Чем человек свободнее, тем более он одинок и чужд миру. В разряженном воздухе вершин дело постоянного самоутверждения, самовымысла, полагания себя возвышается над страхом и отчаянием – но дает ли оно право на произвол, и если Бога нет, то все ли позволено? Для Сартра, несомненно знакомого со страшным вопросом Достоевского, достаточным доводом для того, чтобы не совершать злодеяний, является абсолютность свободы, ибо она родственна ценностям, даже если таковые случайны и искусственны. Т. е. событие одной стороной соприкасается с жизнью других. Когда человек полагает себя, он со-полагает вместе и других. Быть свободным и оставаться честным и искренним – значит утверждаться нравственно, иметь чистую совесть. Преступник, напротив, нарушает целостность своего бытия и своего выбора – его совесть нечиста.
Существование “в ситуации” включается в историю, и именно марксизм в своей теории социальной эволюции наделяет историю смыслом. Вот где Сартр станет искать возможное человеческое общение. Как ни странно, бездна свободы вызывает головокружение, отвращение, тошноту. Можно сказать, что за самозванство надо платить, – это так удачно предвидел Достоевский: он говорил, что человек никогда не сможет вынести ига свободы, и именно марксизм представляет максимальные возможности для того, чтобы избавиться от этого царского дара. Сартр признается: “Я ни к чему не прихожу, моя мысль не позволяет мне создать что-либо, итак, нет иного выхода, кроме марксизма” (“Критика диалектического разума”).

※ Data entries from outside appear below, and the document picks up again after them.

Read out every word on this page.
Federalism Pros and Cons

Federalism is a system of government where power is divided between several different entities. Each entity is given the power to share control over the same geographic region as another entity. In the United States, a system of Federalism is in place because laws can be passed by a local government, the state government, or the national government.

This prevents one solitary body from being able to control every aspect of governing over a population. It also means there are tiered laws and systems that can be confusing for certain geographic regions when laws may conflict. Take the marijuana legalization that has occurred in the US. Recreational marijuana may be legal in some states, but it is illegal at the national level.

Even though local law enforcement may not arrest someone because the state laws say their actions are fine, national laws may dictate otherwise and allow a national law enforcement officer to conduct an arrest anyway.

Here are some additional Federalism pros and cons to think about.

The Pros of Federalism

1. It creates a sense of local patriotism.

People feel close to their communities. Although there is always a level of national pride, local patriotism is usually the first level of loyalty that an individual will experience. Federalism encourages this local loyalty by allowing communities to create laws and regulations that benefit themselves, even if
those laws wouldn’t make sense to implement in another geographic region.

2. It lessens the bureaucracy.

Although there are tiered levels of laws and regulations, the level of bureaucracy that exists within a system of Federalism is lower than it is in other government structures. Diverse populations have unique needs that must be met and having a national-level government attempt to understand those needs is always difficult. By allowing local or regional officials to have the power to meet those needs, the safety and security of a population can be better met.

Остается, однако, неразрешимое противоречие: марксизм преувеличивает значение материи, чтобы сделать ее творческой, экзистенциализм же, напротив, ослепляет ее, предпочитая бороться против нее и держать человека в поражении.
Ницше и затем Сартр возвещают о смерти Противника, так и не сумев ни разу окончательно Его изгнать. Их постоянно преследует Его тень, ведь оборотная сторона Бога явно присутствует во всякой мысли о человеке. Стремительный прорыв человека к сверхчеловеку споткнулся о бессилие, закончился провалом. Фрейд открывает таинственную изначальную вину: “убийство Отца”; человек, совершающий его, уже не может справиться с угрызениями совести, здесь берет начало коллективный невроз. Глубокий пессимизм последних произведений Фрейда обусловлен его запоздалой проницательностью. Его утопия человеческого счастья рухнула, и его безропотность горька. С другой стороны, сверхчеловек не удался, и совершенный атеизм гуманистов обречен на неудачу.
Мальро в “Метаморфозе богов” признает: чтобы обрести себя и взяться за собственное обожествление, человек должен победить неотвязный комплекс Абсолюта. Способен ли он на это? Фрейд как психотерапевт отвечает отрицательно. Хотя у Сартра человек и убивает Бога, чтобы иметь возможность сказать: “Я есмь – значит, Бог не существует”, но даже для Сартра эта власть свободы являет свою пустоту и тщету ничто. Наиболее последовательна этика А. Жида, единственный ее принцип – идти до конца самого себя, честно держаться тех правил, которые каждый устанавливает для себя по собственному произволению.
Однако безнаказанность, которой наслаждается всякий атеист в течение своего земного существования, – еще не последнее слово, ведь смерть ревниво оберегает свою тайну. Бес рассказывает Ивану Карамазову историю просвещенного атеиста: после смерти тот обнаруживает, что реальность отличается от его прогрессивных идей. “Я ее не приемлю, – восклицает он, – так как она противоречит моим убеждениям”, и ложится поперек дороги. Он приговаривается идти до тех пор, пока его часы не разложатся на составные элементы.